When Aubrey's phone alarm went off, signaling her last hour left in Barden, it also effectively burst the insulated bubble that had been their Galentine's Weekend/Presidents' Day date. Stacie watched with a heavy heart as Aubrey did a final check of her bag, having packed up that morning before they left for the diner, and asked, "What are you doing for Spring Break?"

Aubrey glanced over her shoulder at her, and smiled. "Still not a holiday."

"And the state of Georgia doesn't actually celebrate Presidents' Day, but here we are. Your point?"

Aubrey zipped closed her overnight bag, and returned to Stacie's bed, sitting at the edge. "I thought you were going to go to New Orleans or Florida."

"Or I was thinking, I could come up?" Stacie suggested, reaching out and taking Aubrey's hand in her own, tangling their fingers together. "You don't even have to entertain me, I swear. I just want to see you for a whole week."

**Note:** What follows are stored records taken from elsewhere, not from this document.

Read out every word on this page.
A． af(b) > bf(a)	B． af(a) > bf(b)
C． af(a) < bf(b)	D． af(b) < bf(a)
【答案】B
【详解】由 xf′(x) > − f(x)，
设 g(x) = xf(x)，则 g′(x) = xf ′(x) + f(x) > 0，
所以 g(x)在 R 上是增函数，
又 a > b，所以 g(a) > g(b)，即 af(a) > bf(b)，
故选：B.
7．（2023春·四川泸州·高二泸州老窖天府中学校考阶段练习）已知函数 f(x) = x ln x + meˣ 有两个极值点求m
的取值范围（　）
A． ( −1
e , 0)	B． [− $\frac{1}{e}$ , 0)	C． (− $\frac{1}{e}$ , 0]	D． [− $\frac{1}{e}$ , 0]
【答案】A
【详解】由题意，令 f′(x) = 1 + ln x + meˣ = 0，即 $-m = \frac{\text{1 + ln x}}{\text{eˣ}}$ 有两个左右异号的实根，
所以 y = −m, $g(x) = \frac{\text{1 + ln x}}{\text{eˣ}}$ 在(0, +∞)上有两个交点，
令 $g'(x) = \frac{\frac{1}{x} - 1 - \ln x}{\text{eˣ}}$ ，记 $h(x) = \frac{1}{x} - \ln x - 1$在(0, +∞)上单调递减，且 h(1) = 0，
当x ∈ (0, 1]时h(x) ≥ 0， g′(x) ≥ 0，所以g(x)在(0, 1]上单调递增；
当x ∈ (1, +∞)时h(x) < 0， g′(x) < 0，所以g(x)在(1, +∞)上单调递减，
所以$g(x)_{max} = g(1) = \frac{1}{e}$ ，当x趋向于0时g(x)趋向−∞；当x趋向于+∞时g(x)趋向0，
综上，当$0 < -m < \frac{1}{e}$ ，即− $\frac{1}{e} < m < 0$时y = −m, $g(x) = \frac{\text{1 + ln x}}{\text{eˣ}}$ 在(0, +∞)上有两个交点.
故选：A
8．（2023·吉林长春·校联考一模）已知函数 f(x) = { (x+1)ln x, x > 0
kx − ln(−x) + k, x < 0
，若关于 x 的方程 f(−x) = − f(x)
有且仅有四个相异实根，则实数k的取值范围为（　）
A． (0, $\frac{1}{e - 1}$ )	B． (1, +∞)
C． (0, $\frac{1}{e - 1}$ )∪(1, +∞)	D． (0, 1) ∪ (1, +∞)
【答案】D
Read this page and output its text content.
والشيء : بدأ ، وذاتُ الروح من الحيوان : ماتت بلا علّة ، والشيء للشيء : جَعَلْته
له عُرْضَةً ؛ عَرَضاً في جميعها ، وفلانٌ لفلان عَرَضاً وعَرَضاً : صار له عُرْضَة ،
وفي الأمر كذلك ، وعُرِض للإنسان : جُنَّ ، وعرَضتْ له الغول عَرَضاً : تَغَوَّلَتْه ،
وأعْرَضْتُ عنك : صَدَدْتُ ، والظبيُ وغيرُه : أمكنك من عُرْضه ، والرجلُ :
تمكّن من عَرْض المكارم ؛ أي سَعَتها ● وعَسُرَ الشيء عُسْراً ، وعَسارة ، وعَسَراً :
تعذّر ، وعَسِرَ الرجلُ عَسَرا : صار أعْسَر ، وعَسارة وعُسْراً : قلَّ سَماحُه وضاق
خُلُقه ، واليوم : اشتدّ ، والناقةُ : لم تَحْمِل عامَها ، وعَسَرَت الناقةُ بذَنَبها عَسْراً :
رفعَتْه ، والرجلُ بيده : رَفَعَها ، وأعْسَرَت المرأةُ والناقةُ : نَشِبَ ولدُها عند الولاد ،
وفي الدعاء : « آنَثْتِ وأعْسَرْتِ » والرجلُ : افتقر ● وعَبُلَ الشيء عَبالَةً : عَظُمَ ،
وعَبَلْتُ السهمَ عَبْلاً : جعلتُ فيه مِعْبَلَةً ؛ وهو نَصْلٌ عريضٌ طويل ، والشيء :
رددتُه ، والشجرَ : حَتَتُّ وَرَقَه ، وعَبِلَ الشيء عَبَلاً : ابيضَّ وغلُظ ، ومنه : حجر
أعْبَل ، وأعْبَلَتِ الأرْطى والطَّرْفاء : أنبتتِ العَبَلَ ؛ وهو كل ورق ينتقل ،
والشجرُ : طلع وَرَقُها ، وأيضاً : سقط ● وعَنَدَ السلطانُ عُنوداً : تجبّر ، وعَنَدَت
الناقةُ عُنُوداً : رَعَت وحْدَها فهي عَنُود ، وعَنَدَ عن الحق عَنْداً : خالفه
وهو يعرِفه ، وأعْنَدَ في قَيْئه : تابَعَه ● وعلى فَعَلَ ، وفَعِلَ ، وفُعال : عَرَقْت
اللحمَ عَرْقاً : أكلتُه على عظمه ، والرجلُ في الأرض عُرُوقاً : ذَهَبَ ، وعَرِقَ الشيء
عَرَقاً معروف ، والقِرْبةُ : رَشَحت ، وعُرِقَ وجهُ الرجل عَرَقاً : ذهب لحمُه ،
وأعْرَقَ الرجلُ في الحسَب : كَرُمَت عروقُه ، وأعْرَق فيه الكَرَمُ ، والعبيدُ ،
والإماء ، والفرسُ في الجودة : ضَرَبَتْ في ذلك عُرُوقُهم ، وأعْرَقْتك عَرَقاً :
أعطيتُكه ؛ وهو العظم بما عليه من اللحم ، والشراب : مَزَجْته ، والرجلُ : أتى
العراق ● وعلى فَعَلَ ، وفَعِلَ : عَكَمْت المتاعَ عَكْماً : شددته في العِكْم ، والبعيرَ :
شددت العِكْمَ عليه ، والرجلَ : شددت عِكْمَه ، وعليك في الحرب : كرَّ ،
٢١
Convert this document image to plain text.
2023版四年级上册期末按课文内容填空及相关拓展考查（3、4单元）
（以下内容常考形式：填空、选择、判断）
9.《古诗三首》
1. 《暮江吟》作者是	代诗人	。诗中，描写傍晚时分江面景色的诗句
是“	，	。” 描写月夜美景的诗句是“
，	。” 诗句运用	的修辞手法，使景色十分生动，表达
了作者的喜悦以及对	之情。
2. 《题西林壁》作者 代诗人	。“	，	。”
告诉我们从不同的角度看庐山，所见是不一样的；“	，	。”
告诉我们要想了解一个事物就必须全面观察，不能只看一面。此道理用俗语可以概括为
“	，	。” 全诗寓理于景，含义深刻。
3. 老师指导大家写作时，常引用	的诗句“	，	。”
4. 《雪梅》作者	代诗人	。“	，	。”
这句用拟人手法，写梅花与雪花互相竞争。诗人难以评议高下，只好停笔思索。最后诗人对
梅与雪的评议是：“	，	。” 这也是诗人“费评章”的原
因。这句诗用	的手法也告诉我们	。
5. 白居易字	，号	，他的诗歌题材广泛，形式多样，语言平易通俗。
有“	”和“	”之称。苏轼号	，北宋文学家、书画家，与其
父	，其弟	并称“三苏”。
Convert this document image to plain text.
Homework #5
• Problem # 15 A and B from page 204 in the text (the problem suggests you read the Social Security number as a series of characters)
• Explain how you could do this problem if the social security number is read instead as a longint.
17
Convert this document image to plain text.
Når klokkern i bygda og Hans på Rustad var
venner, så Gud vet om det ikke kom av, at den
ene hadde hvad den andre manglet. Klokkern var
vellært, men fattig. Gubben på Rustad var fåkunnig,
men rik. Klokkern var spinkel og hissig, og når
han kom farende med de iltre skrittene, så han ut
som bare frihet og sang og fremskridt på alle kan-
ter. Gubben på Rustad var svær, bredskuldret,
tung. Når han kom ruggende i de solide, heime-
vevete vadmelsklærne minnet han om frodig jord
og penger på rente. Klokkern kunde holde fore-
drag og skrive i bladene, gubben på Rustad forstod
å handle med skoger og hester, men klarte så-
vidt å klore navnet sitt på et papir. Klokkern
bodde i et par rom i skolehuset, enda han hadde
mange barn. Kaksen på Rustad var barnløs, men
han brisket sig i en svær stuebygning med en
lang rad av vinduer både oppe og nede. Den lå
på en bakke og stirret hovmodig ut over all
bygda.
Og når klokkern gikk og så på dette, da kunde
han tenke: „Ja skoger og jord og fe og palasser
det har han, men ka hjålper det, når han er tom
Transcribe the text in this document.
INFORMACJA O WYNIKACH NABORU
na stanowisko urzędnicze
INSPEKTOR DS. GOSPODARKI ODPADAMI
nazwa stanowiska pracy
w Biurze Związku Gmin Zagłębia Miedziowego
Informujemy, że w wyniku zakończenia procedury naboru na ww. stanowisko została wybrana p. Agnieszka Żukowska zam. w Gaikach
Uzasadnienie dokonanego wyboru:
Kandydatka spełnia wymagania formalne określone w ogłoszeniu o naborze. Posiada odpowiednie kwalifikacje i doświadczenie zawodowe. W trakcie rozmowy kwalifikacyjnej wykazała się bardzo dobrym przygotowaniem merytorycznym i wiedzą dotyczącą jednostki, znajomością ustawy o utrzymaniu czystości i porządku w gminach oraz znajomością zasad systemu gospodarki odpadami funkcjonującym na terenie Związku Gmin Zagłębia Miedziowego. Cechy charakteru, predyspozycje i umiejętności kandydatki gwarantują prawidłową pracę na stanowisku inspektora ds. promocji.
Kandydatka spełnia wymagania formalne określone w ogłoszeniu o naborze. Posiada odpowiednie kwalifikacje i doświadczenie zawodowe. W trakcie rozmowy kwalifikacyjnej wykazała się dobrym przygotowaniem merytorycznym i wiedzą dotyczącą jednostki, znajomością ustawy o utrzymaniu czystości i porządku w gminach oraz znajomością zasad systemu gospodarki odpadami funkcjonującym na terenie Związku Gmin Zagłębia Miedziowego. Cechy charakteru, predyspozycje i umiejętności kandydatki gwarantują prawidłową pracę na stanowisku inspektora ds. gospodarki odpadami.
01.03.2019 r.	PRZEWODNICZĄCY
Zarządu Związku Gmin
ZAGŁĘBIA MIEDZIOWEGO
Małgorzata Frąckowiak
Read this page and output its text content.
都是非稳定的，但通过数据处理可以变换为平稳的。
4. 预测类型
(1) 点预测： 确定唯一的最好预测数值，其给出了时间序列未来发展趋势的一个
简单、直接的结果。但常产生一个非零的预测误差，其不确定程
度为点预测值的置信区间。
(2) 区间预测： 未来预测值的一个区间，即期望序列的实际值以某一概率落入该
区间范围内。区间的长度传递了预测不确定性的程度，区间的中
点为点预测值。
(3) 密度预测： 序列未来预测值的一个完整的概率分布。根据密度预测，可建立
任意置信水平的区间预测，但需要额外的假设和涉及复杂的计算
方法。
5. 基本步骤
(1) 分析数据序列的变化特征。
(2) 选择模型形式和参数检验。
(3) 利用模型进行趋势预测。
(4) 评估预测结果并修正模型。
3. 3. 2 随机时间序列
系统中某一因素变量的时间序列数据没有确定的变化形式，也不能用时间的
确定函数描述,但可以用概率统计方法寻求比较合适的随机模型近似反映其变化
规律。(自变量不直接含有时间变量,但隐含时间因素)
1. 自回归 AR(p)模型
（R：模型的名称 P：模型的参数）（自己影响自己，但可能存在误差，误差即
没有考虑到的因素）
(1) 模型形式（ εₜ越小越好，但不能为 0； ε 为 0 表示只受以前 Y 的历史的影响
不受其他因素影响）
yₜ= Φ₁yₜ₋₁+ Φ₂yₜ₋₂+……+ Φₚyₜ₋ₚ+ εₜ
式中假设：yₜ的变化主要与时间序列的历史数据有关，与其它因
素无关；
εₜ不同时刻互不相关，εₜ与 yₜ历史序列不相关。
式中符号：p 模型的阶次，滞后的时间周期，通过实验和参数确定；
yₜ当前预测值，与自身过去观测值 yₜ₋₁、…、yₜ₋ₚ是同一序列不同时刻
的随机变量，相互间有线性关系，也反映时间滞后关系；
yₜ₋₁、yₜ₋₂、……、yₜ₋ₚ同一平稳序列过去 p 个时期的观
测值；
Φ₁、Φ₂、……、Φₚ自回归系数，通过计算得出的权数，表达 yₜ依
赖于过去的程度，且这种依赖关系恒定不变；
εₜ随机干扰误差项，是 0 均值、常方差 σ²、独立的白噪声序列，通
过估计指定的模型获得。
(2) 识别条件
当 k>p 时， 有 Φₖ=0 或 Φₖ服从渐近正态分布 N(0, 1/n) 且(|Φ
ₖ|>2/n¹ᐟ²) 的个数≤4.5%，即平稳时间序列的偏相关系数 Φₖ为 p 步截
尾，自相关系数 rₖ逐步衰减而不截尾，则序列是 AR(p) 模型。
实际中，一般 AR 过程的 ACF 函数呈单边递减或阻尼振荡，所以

Aubrey glanced down at their hands, smiling wryly to herself at the reminder of Stacie's dedication to cuticle care, and then visually traced up Stacie's arm, finally landing on Stacie's expectant gaze. "You'll probably be celebrating your victory at semifinals."

"And I'd love to be able to celebrate with you." Stacie countered.

Aubrey smiled at her, and leaned down to kiss her. "I'd like that."

Stacie released Aubrey's hand so she could bring her hands to cup either side of Aubrey's head, holding her close. "You might want to file some leave time."

Aubrey placed one hand on the bed beside Stacie's head to leverage her weight, and she couldn't help but arch an eyebrow with a smug coyness. "Oh? Are we going somewhere?"

"No," Stacie smiled, before kissing Aubrey again. "I might not let you out of your bed."

Aubrey chuckled against their kiss. "I'll look forward to it."

After a few more series of kisses, Aubrey's phone interrupted again, making Stacie groan into their kiss. "Ignore it."

"I might miss my flight." Aubrey murmured, but didn't make a move to heed her phone's alarm.

"I'm not seeing a problem."

Aubrey slid a hand to Stacie's back, and pulled her along as she sat back up, and immediately resumed their kiss. "I'm going to miss you."

Stacie sighed into their kiss. "I'll miss you more."

They have been through this enough times in the past for the dance to be familiar, but this was the first time the concept of next time felt vague and abstract. In the past, they had always both known that Aubrey would find a way to be within traveling distance to meet Stacie, it was only a matter of when. They didn't have that this time around.

So if their kisses got a little desperate and needy, it was an accurate reflection of how they felt.